Acuada, eu parei de trabalhar. Ele fazia questão de sujar o banheiro além do necessário, deixar roupas espalhadas pelo chão. Trocava de roupa várias vezes quando estava em casa para me obrigar a lavar.

— É esse o seu trabalho: cuidar da casa e do seu marido. — cuspiu quando pedi que colocasse a roupa no cesto.

Com o tempo eu fui me acostumando. Mas aí chegaram as exigências sexuais. Inúmeras humilhações na cama.

Sou romântica, ele sabe, gosto de carinho, delicadeza. Claro que há exceções, mas a brutalidade que ele passou a usar comigo, me fez querer correr. O homem gentil, doce, que me mandava flores aos domingos tinha ficado para trás, mais especificamente antes da troca de alianças, diante do padre. Foi essa a sensação que tive.

Sempre te achei muito linda, era a minha referência de mulher feliz e realizada. Fiquei feliz quando te vi com aquele engomadinho. Vocês formavam um belo casal, apesar do seu cabelo rosa, na época, e o dele sempre muito bem penteado. Tuas tatuagens mostrando o quão livre era, e a pele dele muito pálida. Eu torci por vocês.

Mas depois de uns meses vendo vocês passarem felizes na frente da minha casa, notei o seu olhar cinzento.

É, eu te olhava, algumas vezes pela janela do meu quarto, por detrás da cortina, ou pela janela do sótão, quando eu era obrigada a limpar pela quarta vez naquela semana.

Eu notei o seu olhar cinzento e cada vez mais apagado, seu sorriso já não era mais tão feliz e logo notei que o relacionamento de vocês não ia muito bem. Lamentei. Mas depois de um domingo em que acordei cedo e te vi passando com roupa de festa, maquiagem já precisando de retoque e o olhar vibrante novamente, soube que quem apagava a sua luz não estava mais com você. Parei de lamentar. Percebi que você é feliz sozinha, e acho que era aquilo que me fascinava. Você permite que sejam felizes com você, mas a sua felicidade não depende de terceiros.
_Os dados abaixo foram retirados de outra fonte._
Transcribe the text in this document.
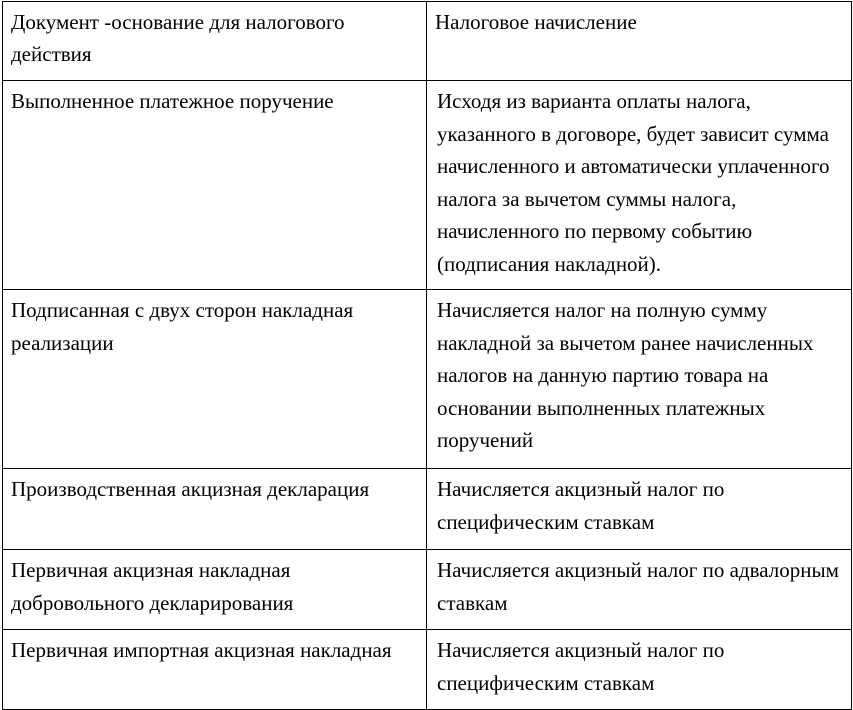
Документ -основание для налогового действия	Налоговое начисление
Выполненное платежное поручение	Исходя из варианта оплаты налога, указанного в договоре, будет зависит сумма начисленного и автоматически уплаченного налога за вычетом суммы налога, начисленного по первому событию (подписания накладной).
Подписанная с двух сторон накладная реализации	Начисляется налог на полную сумму накладной за вычетом ранее начисленных налогов на данную партию товара на основании выполненных платежных поручений
Производственная акцизная декларация	Начисляется акцизный налог по специфическим ставкам
Первичная акцизная накладная добровольного декларирования	Начисляется акцизный налог по адвалорным ставкам
Первичная импортная акцизная накладная	Начисляется акцизный налог по специфическим ставкам
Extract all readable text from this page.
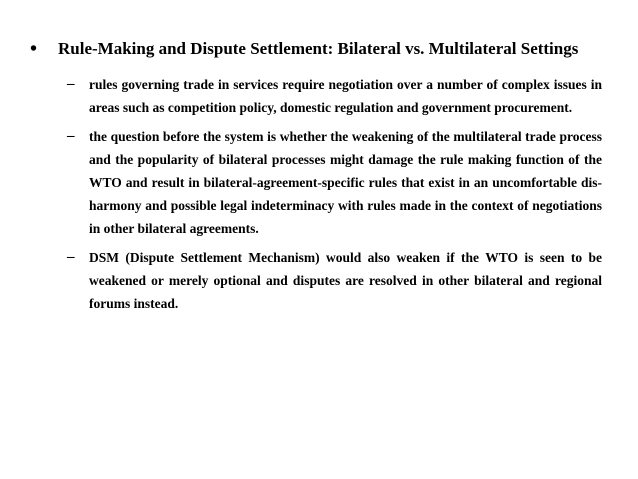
•	Rule-Making and Dispute Settlement: Bilateral vs. Multilateral Settings
–	rules governing trade in services require negotiation over a number of complex issues in areas such as competition policy, domestic regulation and government procurement.
–	the question before the system is whether the weakening of the multilateral trade process and the popularity of bilateral processes might damage the rule making function of the WTO and result in bilateral-agreement-specific rules that exist in an uncomfortable dis-harmony and possible legal indeterminacy with rules made in the context of negotiations in other bilateral agreements.
–	DSM (Dispute Settlement Mechanism) would also weaken if the WTO is seen to be weakened or merely optional and disputes are resolved in other bilateral and regional forums instead.
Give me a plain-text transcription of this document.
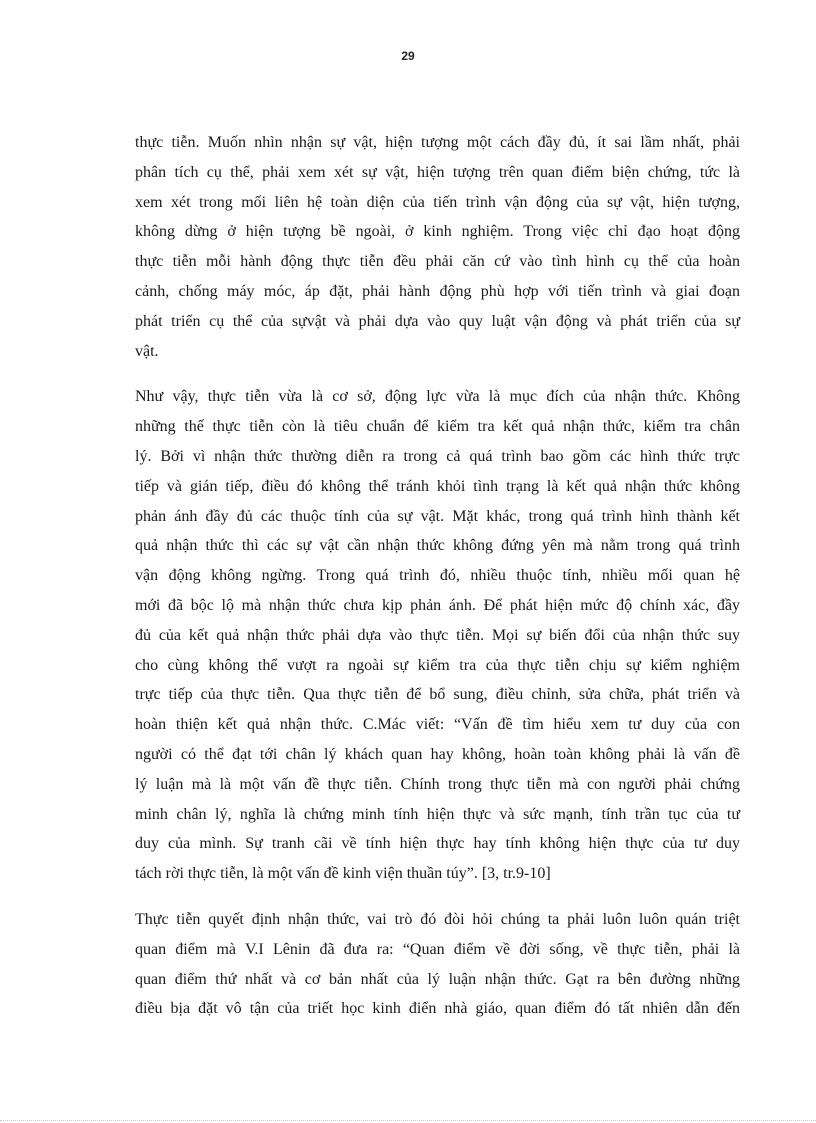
29
thực tiễn. Muốn nhìn nhận sự vật, hiện tượng một cách đầy đủ, ít sai lầm nhất, phải
phân tích cụ thể, phải xem xét sự vật, hiện tượng trên quan điểm biện chứng, tức là
xem xét trong mối liên hệ toàn diện của tiến trình vận động của sự vật, hiện tượng,
không dừng ở hiện tượng bề ngoài, ở kinh nghiệm. Trong việc chỉ đạo hoạt động
thực tiễn mỗi hành động thực tiễn đều phải căn cứ vào tình hình cụ thể của hoàn
cảnh, chống máy móc, áp đặt, phải hành động phù hợp với tiến trình và giai đoạn
phát triển cụ thể của sựvật và phải dựa vào quy luật vận động và phát triển của sự
vật.
Như vậy, thực tiễn vừa là cơ sở, động lực vừa là mục đích của nhận thức. Không
những thế thực tiễn còn là tiêu chuẩn để kiểm tra kết quả nhận thức, kiểm tra chân
lý. Bởi vì nhận thức thường diễn ra trong cả quá trình bao gồm các hình thức trực
tiếp và gián tiếp, điều đó không thể tránh khỏi tình trạng là kết quả nhận thức không
phản ánh đầy đủ các thuộc tính của sự vật. Mặt khác, trong quá trình hình thành kết
quả nhận thức thì các sự vật cần nhận thức không đứng yên mà nằm trong quá trình
vận động không ngừng. Trong quá trình đó, nhiều thuộc tính, nhiều mối quan hệ
mới đã bộc lộ mà nhận thức chưa kịp phản ánh. Để phát hiện mức độ chính xác, đầy
đủ của kết quả nhận thức phải dựa vào thực tiễn. Mọi sự biến đổi của nhận thức suy
cho cùng không thể vượt ra ngoài sự kiểm tra của thực tiễn chịu sự kiểm nghiệm
trực tiếp của thực tiễn. Qua thực tiễn để bổ sung, điều chỉnh, sửa chữa, phát triển và
hoàn thiện kết quả nhận thức. C.Mác viết: “Vấn đề tìm hiểu xem tư duy của con
người có thể đạt tới chân lý khách quan hay không, hoàn toàn không phải là vấn đề
lý luận mà là một vấn đề thực tiễn. Chính trong thực tiễn mà con người phải chứng
minh chân lý, nghĩa là chứng minh tính hiện thực và sức mạnh, tính trần tục của tư
duy của mình. Sự tranh cãi về tính hiện thực hay tính không hiện thực của tư duy
tách rời thực tiễn, là một vấn đề kinh viện thuần túy”. [3, tr.9-10]
Thực tiễn quyết định nhận thức, vai trò đó đòi hỏi chúng ta phải luôn luôn quán triệt
quan điểm mà V.I Lênin đã đưa ra: “Quan điểm về đời sống, về thực tiễn, phải là
quan điểm thứ nhất và cơ bản nhất của lý luận nhận thức. Gạt ra bên đường những
điều bịa đặt vô tận của triết học kinh điển nhà giáo, quan điểm đó tất nhiên dẫn đến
Alguns domingos depois, eu te vi chegar com uma menina, linda, por sinal. O seu braço estava envolvendo o ombro dela, que te abraçava pela cintura. Achei se tratar de uma amiga. Quando eu tinha amiga era carinhosa assim, mas vi você beijando a boca dela. De cenho franzido, acompanhei vocês com os olhos até sua chegada em casa. Eram seis da manhã, vocês namoraram por uns minutos no portão e depois ela foi embora, caminhando pela rua. Acredito que morava perto. Você entrou na sua casa com um olhar radiante.

Ele viu você com a sua amiga e começou a chamá-la de sapatão. Eu fiquei em silêncio. Um dia ele chegou em casa esbravejando que você era puta por namorar homens e mulheres. E babaca eram os homens que a levavam a sério. Aquilo me fazia sentir asco dele. O ódio que ele demonstrava sentir por você me fazia querer matá-lo. Não sou de sentir ciúme desmedido, mas odiava quando ele dizia que você era muito gostosa para ser sapatão e que se fosse solteiro pagaria uma cerveja para você ficar com ele.